Powered by cell power
System to pre-pay your electricity
AWARDS PROBABLY DON’T guarantee profits, but the attention they bring to the company is usually of great value.
“Last year was our great prize-winning year,” says Walter Smuts, MD of the new technology company, Expertron, the first company to sign a lease with Pretoria’s Innovation Hub (a project of the CSIR, the University of Pretoria and Blue IQ). “After six years in the technology industry with different products, our Cell Power product did it for us.”
Last year, Cell Power won the Eskom-sponsored Prepayment Innovation Award and two SPII awards of the Department of Trade and Industry ahead of 112 other companies. The crowning glory was when Expertron was chosen as the most innovative IT company in Africa.
Smuts says that the Tshwane metro council has been using Expertron’s Cell Power technology since 2005 to sell prepaid electricity in residential areas through a dealership network. “All these dealers need is a cellphone and a deposit of R5 000 to become involved as an independent power dealer with the metro council. The metro council then pays 5% commission on turnover.”
About 180 dealers are already operating in the area, and the most successful earn up to R5 500 a month on a turnover of about R125 000. Their combined monthly turnover is about R3m. “For the metro council, this gives peace of mind, because the dealers are available at all hours and because they don’t have to install and maintain impersonal vending machines that can cost R100 000 each and can be vandalised.”
The concept is simple: the dealers, who are usually well known in the area where they work, sell power time (similar to cellphone time) by simply issuing a power coupon with an exclusive number for the relevant amount.
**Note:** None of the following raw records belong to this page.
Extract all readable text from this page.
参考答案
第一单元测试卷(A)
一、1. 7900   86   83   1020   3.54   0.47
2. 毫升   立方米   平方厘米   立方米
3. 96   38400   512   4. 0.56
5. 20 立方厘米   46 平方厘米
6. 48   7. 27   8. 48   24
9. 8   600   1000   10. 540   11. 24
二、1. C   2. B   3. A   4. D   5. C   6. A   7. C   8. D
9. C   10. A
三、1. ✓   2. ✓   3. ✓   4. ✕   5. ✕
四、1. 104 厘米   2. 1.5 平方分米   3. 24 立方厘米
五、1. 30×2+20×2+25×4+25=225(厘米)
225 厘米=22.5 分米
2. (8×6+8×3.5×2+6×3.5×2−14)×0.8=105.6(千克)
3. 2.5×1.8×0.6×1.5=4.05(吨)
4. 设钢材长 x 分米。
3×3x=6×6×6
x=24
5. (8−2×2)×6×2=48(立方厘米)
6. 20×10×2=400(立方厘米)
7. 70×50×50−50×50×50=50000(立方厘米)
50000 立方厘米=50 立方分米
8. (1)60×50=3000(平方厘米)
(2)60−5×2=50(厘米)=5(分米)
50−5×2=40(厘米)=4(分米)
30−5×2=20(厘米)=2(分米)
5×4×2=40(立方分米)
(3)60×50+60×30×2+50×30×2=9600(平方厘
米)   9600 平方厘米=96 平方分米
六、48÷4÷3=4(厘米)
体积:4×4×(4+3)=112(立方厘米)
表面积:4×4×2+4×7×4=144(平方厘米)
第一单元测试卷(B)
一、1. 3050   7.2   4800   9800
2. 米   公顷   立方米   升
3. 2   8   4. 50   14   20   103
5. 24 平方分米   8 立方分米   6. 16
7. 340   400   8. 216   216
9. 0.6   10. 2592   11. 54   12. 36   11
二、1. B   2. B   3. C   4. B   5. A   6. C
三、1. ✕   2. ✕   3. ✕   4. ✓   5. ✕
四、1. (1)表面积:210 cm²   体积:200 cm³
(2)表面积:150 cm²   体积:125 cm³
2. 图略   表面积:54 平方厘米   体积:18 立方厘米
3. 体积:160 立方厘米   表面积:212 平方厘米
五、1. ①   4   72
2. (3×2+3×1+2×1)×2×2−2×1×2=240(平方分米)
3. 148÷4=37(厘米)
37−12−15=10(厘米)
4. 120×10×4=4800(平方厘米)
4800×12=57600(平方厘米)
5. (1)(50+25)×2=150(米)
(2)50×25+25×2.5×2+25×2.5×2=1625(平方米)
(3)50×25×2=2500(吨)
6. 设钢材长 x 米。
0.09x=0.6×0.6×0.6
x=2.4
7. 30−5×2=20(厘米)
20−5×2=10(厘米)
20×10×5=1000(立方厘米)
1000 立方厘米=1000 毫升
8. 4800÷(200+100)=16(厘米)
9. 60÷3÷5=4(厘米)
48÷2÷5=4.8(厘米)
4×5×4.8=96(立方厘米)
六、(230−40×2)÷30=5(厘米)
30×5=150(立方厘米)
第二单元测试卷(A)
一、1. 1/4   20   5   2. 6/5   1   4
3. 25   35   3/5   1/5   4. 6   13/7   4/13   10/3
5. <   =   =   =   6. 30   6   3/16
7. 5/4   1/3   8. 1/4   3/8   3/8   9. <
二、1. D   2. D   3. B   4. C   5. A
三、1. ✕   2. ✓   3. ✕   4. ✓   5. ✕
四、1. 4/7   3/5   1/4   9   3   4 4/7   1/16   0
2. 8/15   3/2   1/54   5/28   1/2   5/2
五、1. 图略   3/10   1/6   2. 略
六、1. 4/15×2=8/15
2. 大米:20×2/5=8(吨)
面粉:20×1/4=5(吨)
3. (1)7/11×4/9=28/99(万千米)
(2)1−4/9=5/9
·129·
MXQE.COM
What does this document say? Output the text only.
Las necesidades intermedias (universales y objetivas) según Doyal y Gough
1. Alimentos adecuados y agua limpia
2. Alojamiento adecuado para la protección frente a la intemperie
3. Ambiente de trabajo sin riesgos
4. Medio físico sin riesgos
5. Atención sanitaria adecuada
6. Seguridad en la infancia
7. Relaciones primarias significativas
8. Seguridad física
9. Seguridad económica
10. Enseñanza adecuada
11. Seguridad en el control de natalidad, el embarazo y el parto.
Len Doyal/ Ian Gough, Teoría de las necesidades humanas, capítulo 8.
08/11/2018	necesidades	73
The buyer then punches in the number at his house and power for that particular amount will be available to him.
“The dealers write the number down on a piece of paper, so they don’t need special print- ers for it,” says Expertron co-director, Gavin Ehlers.
Ehlers says Expertron is negotiating with at least three other metro councils on similar schemes, but all have different models that require different technology. “The councils welcome us, because the system works and, in addition, creates jobs.”
Negotiations are also under way to market Cell Power in North and South America.
Some of the other products developed by Smuts and Ehlers, both electronic engineers, and their team of development engineers, under the leadership of Justin Schoeman (also a shareholder) are Cell-ID and eXtream, a bandwidth management product that helps companies to use bandwidth more efficiently (and therefore more cheaply).
“We try to develop technology solutions for SA for which there are no overseas products,” Ehlers says. “But in order to stay alive until everything makes money, we also do contract work in the IT industry and develop other cellphone business applications. We’ve also developed software that’s used by the tracking industry.”
Both directors agree that the presence of several other young companies, largely technology companies with excellent ideas, in the Innovation Hub is valuable to them.